Notice the kinds of things God says to his people. God gave to Israel, “so that in the end it might go well with [them].” He wanted to bless them. And he says, “[R]emember the Lord your God, for it is he who gives you the ability to produce wealth, and so confirms his covenant, which he swore to your forefathers, as it is today.” God’s covenant with Israel was his promise to bring them into the promised land, to give them a home, to prosper them as a nation — but those things only so that he could bless them and us in the best way by bringing his promised Savior into the world through them.
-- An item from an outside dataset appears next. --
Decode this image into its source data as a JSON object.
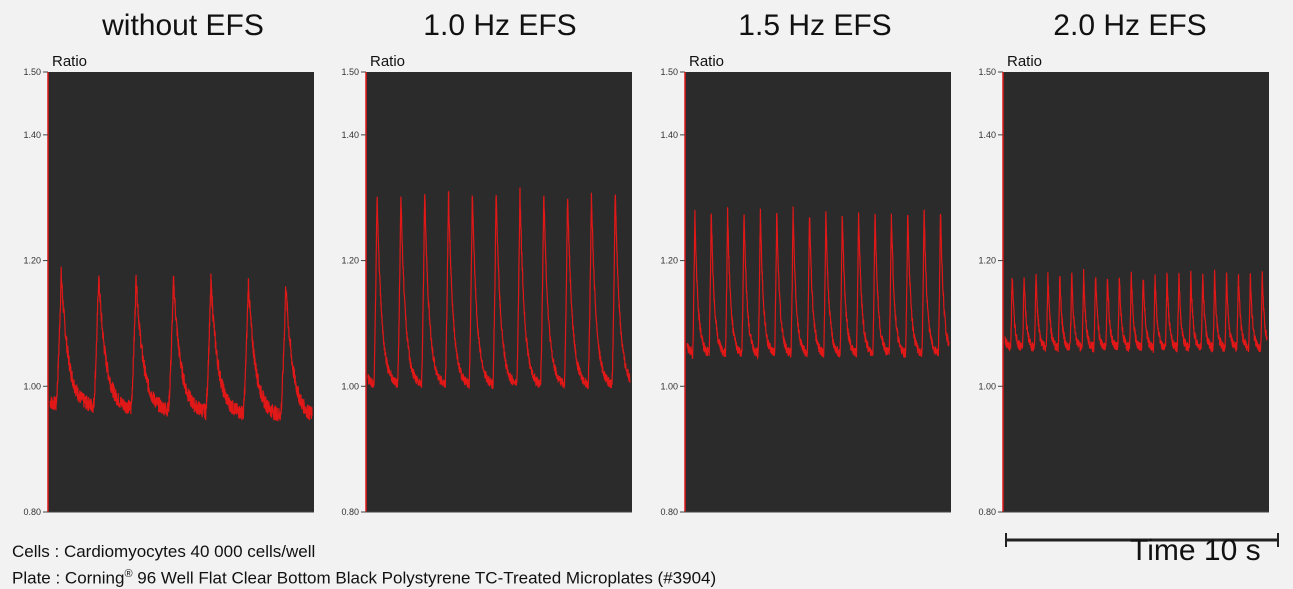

This is how God gives. In his covenant love, God gives many things so that people come to know his Savior, Jesus. And what blessings he brought when he came into the world! He healed diseases like the lepers in the gospel. He forgave sins. He raised the dead. He spoke God’s Word. He is God’s Son, and true man like us. And God forgot about him at the cross as he suffered for all we forget. And in his mercy, God remembers us daily, not as we have been with selfishness or forgetfulness – in sins – but by faith he remembers us as he does his own Son – perfect and holy in his sight. As people royal and holy and precious. People who have the blessed hope of eternal life.

Do you see how God gives – the kind of thing it is? St. John characterized our daily blessing: that from the fullness of Jesus’ blessedness “we have all received, grace upon grace.” (Jn 1:16) Blessing upon blessing. Paul helped the Corinthians think through what that meant: “And God is able to bless you abundantly, so that in all things at all times, having all that you need, you will abound in every good work.” We gather on this day, not to try and recount all the blessings we’ve been given, but to revel in the joy that we have all we need in our loving God. And in that comfort and confidence, to enjoy his blessings and bless others through them – with love and care, giving and receiving, preaching and praising God above.

You know, literally, “praise the Lord” means “bless his name”. That you bless the Lord – you pray that his power have success, that what he loves be done, the what he’s given more of it would come, and that what we’ve received to others we give it. Praise the Lord. Let his words and ways permeate your days so that you can properly enjoy all he has given. Stop and see those things, revel in them. And rejoice in his forgiveness and love and so be moved to serve without fear. And there will be so many opportunities you will have – so many variations you will bring – so many places and times and things I can’t even conceive… So for right now, just give thanks.